Neeraj Madan saw it too. He was working as a consultant with IBM in India when he realized that his approach to solving problems was changing.

“The clients can say a lot of things about the problems, but it’s always the data that has the real story,” he said.

Madan took a sabbatical from IBM and earned a master’s in business analytics at ASU earlier this year. He worked on a project analyzing five years’ worth of data about bicycle thefts on campus and made recommendations to the police about the best times to patrol.

“We told them the 20 hot spots where they could focus their energies,” he said.

Madan, who now works for IBM in Phoenix, said his degree work at ASU has changed his outlook.

“Everywhere around me now, I look for patterns,” he said.

That kind of insight demands creativity, Goul said, making analysts much more than number crunchers.
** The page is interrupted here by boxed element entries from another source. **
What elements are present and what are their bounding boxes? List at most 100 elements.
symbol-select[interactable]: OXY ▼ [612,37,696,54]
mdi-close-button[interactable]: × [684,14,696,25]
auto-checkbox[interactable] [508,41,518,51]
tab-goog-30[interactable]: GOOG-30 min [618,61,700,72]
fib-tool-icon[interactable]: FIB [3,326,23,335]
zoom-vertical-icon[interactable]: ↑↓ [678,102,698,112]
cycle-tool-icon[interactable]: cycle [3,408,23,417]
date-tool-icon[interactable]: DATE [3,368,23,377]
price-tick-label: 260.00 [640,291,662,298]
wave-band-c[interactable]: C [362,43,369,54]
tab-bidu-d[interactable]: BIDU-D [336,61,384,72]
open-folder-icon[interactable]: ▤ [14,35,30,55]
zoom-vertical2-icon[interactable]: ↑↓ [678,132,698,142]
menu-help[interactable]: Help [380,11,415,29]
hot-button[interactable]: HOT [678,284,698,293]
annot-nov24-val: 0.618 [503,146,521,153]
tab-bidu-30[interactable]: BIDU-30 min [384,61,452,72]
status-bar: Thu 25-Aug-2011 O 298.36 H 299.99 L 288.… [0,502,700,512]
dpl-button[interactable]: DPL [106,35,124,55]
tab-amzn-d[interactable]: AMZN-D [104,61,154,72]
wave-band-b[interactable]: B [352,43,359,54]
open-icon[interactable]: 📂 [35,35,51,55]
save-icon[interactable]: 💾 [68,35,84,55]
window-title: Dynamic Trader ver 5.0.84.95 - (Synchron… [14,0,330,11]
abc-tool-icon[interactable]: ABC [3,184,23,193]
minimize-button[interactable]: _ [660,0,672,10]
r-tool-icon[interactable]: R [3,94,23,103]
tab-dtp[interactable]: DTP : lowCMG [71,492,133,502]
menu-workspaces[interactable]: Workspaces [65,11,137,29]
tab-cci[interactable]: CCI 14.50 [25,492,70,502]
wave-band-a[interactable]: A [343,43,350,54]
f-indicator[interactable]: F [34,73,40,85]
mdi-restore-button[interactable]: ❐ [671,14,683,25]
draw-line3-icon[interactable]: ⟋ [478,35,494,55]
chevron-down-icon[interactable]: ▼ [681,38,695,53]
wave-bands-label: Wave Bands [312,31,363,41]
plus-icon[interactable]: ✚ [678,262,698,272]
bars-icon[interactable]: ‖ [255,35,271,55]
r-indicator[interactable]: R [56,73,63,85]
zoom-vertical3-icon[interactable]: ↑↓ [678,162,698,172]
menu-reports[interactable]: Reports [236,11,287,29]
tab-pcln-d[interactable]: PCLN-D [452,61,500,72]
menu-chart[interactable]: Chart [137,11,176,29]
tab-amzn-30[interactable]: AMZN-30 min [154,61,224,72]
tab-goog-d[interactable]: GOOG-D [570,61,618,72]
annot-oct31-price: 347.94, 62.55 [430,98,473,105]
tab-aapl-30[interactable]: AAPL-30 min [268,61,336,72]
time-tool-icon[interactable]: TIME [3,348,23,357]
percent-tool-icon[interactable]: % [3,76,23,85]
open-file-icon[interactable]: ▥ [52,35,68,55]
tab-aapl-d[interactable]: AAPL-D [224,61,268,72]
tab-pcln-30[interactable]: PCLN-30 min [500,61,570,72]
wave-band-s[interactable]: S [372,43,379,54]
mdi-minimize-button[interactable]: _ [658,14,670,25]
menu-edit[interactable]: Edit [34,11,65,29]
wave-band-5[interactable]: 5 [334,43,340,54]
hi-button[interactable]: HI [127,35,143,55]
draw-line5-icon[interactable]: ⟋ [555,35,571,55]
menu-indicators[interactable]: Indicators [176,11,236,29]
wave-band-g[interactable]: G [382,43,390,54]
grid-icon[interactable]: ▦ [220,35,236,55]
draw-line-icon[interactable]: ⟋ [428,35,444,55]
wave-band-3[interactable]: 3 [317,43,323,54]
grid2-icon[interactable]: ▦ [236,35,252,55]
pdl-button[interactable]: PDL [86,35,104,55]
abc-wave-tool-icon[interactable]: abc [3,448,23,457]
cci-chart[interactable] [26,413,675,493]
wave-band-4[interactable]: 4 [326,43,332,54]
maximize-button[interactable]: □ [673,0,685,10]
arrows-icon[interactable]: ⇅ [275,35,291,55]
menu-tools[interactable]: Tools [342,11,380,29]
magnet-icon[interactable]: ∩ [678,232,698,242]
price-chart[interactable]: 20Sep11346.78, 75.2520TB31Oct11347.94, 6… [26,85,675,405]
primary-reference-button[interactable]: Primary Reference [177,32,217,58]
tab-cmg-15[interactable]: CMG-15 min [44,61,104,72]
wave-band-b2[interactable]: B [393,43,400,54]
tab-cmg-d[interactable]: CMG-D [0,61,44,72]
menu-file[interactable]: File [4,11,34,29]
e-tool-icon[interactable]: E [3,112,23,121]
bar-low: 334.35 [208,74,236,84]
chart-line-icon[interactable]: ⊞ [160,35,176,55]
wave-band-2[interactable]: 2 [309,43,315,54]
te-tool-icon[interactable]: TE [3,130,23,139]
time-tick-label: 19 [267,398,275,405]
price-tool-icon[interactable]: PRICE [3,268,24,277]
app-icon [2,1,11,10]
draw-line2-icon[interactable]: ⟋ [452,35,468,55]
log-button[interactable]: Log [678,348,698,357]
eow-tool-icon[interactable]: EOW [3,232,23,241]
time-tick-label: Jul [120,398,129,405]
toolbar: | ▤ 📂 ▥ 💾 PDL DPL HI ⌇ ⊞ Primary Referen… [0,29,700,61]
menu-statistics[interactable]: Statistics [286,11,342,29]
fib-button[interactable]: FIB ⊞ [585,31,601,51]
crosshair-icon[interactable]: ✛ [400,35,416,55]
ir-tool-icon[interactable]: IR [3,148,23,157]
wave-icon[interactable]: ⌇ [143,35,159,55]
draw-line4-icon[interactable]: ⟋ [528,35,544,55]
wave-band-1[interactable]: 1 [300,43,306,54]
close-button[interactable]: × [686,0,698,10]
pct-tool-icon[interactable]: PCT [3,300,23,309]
For example, one group of ASU students looked at sales of water and compared it with weather, finding that hurricanes and high temperatures correlated to higher sales.

“But then they found out that it’s not the actual temperature that does it. It’s the forecast,” Goul said. “Analytics is not pure ‘what are your sales’ and ‘what’s your inventory.’ It’s innovation.”

Goul said the field is changing so rapidly that ASU has already had to adjust, hiring faculty with experience in the health field, which is embracing big data fields like genomics, analyzing the functions and structure of genomes. Much of the data will be generated by things, not humans.

“Our next generation of products will have Internet capabilities like our phones do. Our glasses or pacemakers will be ‘phoning home’ with continuous, real-time information and adjusting on the fly,” Goul said.

Even though giant “data lakes” are being filled continuously, businesses are still trying to figure out what to do with all that information.

And these stakes are higher than choosing a good movie, like when “smart machines,” such as robots or driverless cars, are making the decisions.

Even though data is everywhere around us these days, the field of data analytics is still so new that accrediting bodies are just now determining how to make sure universities are offering the best curriculum, Goul said.

“I like to call it the world of data science cowboys.”